In discussing this with another writing friend, he noted that his reason for disliking fantasy (and most genre work) is that the trappings often become more important than the characters. Bad writing runs rampant in amateur workshops because people get hung up on the details instead of realizing that, say, there’s no dramatic conflict for the first twenty pages. And I’m willing to buy part of that argument, but even before I started showing up to workshops I had an innate dislike for the world of fantasy. Bad writing or not, my personal feelings towards the genre have very little to do with the fantasy writing (some good, some bad, and some excellent) I’ve seen in workshops.

So let’s try broadening out the question. For those who like to read fantasy, what part of it appeals to you?

Is it the focus on adolescent/teen empowerment? I fucking devour teen fiction (including the horrible stuff), but the second you give Johhny the ability to flick fireballs from his fingers my emotional reader just switches off.

Is it the ability to explore a world and society alien to ours?
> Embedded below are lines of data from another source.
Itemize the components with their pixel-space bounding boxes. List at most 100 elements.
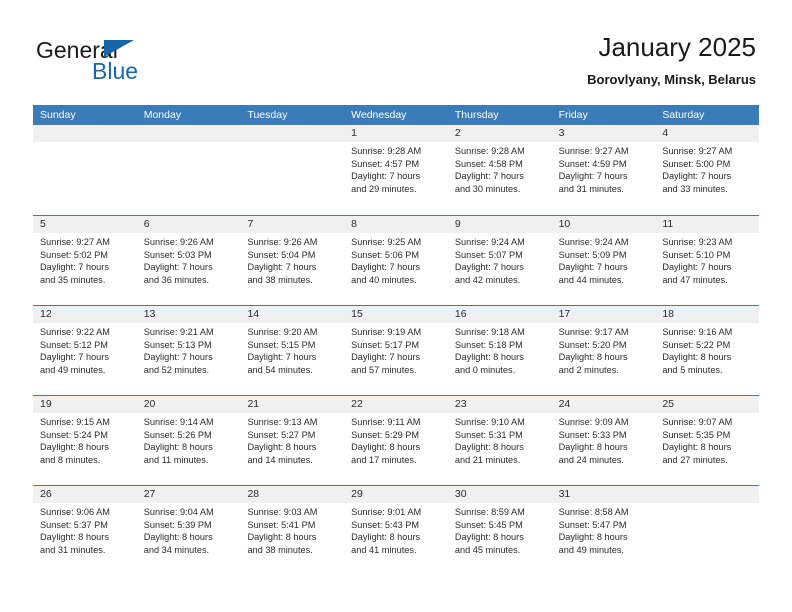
sunrise-text: Sunrise: 9:19 AM xyxy=(351,327,422,337)
day-number: 20 xyxy=(136,396,241,413)
day-cell[interactable]: 30 Sunrise: 8:59 AM Sunset: 5:45 PM Dayl… xyxy=(447,486,552,575)
sunset-text: Sunset: 5:29 PM xyxy=(351,429,420,440)
daylight-text-line2: and 30 minutes. xyxy=(454,183,521,194)
daylight-text-line1: Daylight: 8 hours xyxy=(454,532,524,543)
sunset-text: Sunset: 5:33 PM xyxy=(558,429,627,440)
day-cell[interactable]: 26 Sunrise: 9:06 AM Sunset: 5:37 PM Dayl… xyxy=(33,486,137,575)
sunrise-text: Sunrise: 9:07 AM xyxy=(662,417,733,427)
daylight-text-line2: and 49 minutes. xyxy=(40,364,106,375)
day-number: 18 xyxy=(655,306,760,323)
daylight-text-line2: and 34 minutes. xyxy=(143,544,210,555)
daylight-text-line2: and 11 minutes. xyxy=(143,454,209,465)
day-cell[interactable]: 28 Sunrise: 9:03 AM Sunset: 5:41 PM Dayl… xyxy=(240,486,345,575)
day-details: Sunrise: 9:18 AM Sunset: 5:18 PM Dayligh… xyxy=(448,323,552,376)
day-cell[interactable]: 17 Sunrise: 9:17 AM Sunset: 5:20 PM Dayl… xyxy=(551,306,656,395)
day-number: 6 xyxy=(136,216,241,233)
sunset-text: Sunset: 5:37 PM xyxy=(40,519,108,530)
weekday-header-friday: Friday xyxy=(558,109,588,121)
day-details: Sunrise: 8:59 AM Sunset: 5:45 PM Dayligh… xyxy=(448,503,552,556)
day-details: Sunrise: 9:14 AM Sunset: 5:26 PM Dayligh… xyxy=(137,413,241,466)
sunrise-text: Sunrise: 9:28 AM xyxy=(454,146,525,156)
day-number xyxy=(136,125,241,142)
day-cell[interactable]: 1 Sunrise: 9:28 AM Sunset: 4:57 PM Dayli… xyxy=(344,125,448,214)
daylight-text-line1: Daylight: 8 hours xyxy=(143,442,213,453)
day-number: 16 xyxy=(447,306,552,323)
day-cell[interactable]: 25 Sunrise: 9:07 AM Sunset: 5:35 PM Dayl… xyxy=(655,396,760,485)
day-cell[interactable]: 29 Sunrise: 9:01 AM Sunset: 5:43 PM Dayl… xyxy=(344,486,448,575)
daylight-text-line2: and 33 minutes. xyxy=(662,183,728,194)
sunrise-text: Sunrise: 9:04 AM xyxy=(143,507,214,517)
day-details: Sunrise: 9:26 AM Sunset: 5:03 PM Dayligh… xyxy=(137,233,241,286)
day-cell[interactable]: 7 Sunrise: 9:26 AM Sunset: 5:04 PM Dayli… xyxy=(240,216,345,305)
day-details: Sunrise: 9:16 AM Sunset: 5:22 PM Dayligh… xyxy=(655,323,759,376)
day-cell xyxy=(240,125,345,214)
title-block: January 2025 Borovlyany, Minsk, Belarus xyxy=(587,30,756,90)
sunset-text: Sunset: 5:04 PM xyxy=(247,249,316,260)
day-details: Sunrise: 9:24 AM Sunset: 5:09 PM Dayligh… xyxy=(552,233,656,286)
day-number: 15 xyxy=(344,306,448,323)
daylight-text-line1: Daylight: 8 hours xyxy=(662,442,732,453)
daylight-text-line2: and 21 minutes. xyxy=(454,454,521,465)
day-cell[interactable]: 14 Sunrise: 9:20 AM Sunset: 5:15 PM Dayl… xyxy=(240,306,345,395)
day-number: 21 xyxy=(240,396,345,413)
day-cell[interactable]: 6 Sunrise: 9:26 AM Sunset: 5:03 PM Dayli… xyxy=(136,216,241,305)
weekday-header-thursday: Thursday xyxy=(454,109,499,121)
day-details: Sunrise: 9:17 AM Sunset: 5:20 PM Dayligh… xyxy=(552,323,656,376)
day-details: Sunrise: 9:27 AM Sunset: 5:02 PM Dayligh… xyxy=(33,233,137,286)
daylight-text-line2: and 40 minutes. xyxy=(351,274,417,285)
day-cell[interactable]: 13 Sunrise: 9:21 AM Sunset: 5:13 PM Dayl… xyxy=(136,306,241,395)
day-cell[interactable]: 11 Sunrise: 9:23 AM Sunset: 5:10 PM Dayl… xyxy=(655,216,760,305)
day-number: 4 xyxy=(655,125,760,142)
day-cell[interactable]: 16 Sunrise: 9:18 AM Sunset: 5:18 PM Dayl… xyxy=(447,306,552,395)
day-number: 26 xyxy=(33,486,137,503)
daylight-text-line2: and 49 minutes. xyxy=(558,544,624,555)
day-cell[interactable]: 5 Sunrise: 9:27 AM Sunset: 5:02 PM Dayli… xyxy=(33,216,137,305)
daylight-text-line2: and 41 minutes. xyxy=(351,544,417,555)
day-cell[interactable]: 27 Sunrise: 9:04 AM Sunset: 5:39 PM Dayl… xyxy=(136,486,241,575)
daylight-text-line1: Daylight: 7 hours xyxy=(247,262,317,273)
day-cell[interactable]: 22 Sunrise: 9:11 AM Sunset: 5:29 PM Dayl… xyxy=(344,396,448,485)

I somehow managed to make it through 1984’s longwinded historical section (if you’ve read it, you’ll know it) but found Lord of the Rings to be one of the most excruciating reads of my life. No, I do not care who this characters father, mother, and best friend were. Just get on with it, for chrissakes.

Or is it just about the inherent coolness in getting to shoot fireballs out of your fingertips? Is a love for fantasy tied to our childhood? Did I miss out because my mother used to hand me threadbare copies of Nancy Drew mysteries instead of  Pratchett’s Discworld?

One last note to further muddy the waters. This inability to connect with the fantasy genre extends to multiple mediums. Whether its Willingham’s Fables, NBC’s Grimm, orBethesda’s Skyrim my response mirrors the sigh my instructor once gave.

Rich, Alex, I know that this is your guy’s home turf. I’d love to hear your thoughts on why you write fantasy – what drew you towards it in the first place and what’s made you return to it again and again?

Oh, and I should probably mention – Not much a fan of zombies either, cultural zeitgeist be damned.